NewsCollectionGandavensia
Between 1869 and 1911, Ferdinand vander Haeghen directed the University Library during a period of scientific expansion. The preservation, accessibility and circulation of scholarly research became a key task of the library. Despite this modernisation, the librarian also held on to nineteenth-century traditions, such as the close ties with the antiquarian movement and the librarian’s active engagement in the civic life of the city.
Under vander Haeghen, more than three hundred thousand volumes were added to the collection, not only through the acquisition of major antiquarian collections, but also through the regular purchasing policy of modern books and journals, as well as through a substantial volume of donations. When it came to form, vander Haeghen held broad views: the library also incorporated museum and archival objects into its collection, particularly when their content related to the history of the city of Ghent.

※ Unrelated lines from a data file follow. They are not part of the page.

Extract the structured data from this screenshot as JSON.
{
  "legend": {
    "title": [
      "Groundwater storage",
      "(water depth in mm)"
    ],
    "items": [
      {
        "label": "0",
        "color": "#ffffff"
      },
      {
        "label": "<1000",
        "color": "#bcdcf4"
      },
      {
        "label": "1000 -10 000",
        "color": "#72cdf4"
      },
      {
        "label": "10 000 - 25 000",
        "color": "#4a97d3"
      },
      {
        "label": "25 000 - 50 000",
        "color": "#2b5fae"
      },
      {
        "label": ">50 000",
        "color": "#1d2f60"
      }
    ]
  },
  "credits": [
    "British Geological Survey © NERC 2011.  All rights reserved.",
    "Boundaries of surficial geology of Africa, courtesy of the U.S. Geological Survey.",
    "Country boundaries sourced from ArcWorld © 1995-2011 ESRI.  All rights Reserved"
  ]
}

In 1872, the librarian created two new collections: the Section Gantoise and the Vliegende Bladen. The Section Gantoise served as the repository for all works printed in Ghent, written by Ghent authors, dealing with Ghent, or otherwise connected to the city. There were no formal requirements, and all items were welcome. Its origins lie in the ten thousand Ghent imprints that he collected in the 1850s and 1860s for his Bibliographie Gantoise, which he donated to the library in 1872.
Vander Haeghen systematically isolated works by Ghent authors from the wider library collection and brought them together in this thematic fund, which was also physically separated and housed in a dedicated room, the Salle des Gantois, located at the far end of the library, in the bend between the Ottogracht and the Bibliotheekstraat. The collection was carefully nurtured by vander Haeghen, and by the time he left the library in 1911 it had grown into the paper memory of the city.
To this day, the continued expansion of the Gandavensia collections remains a priority for the Boekentoren.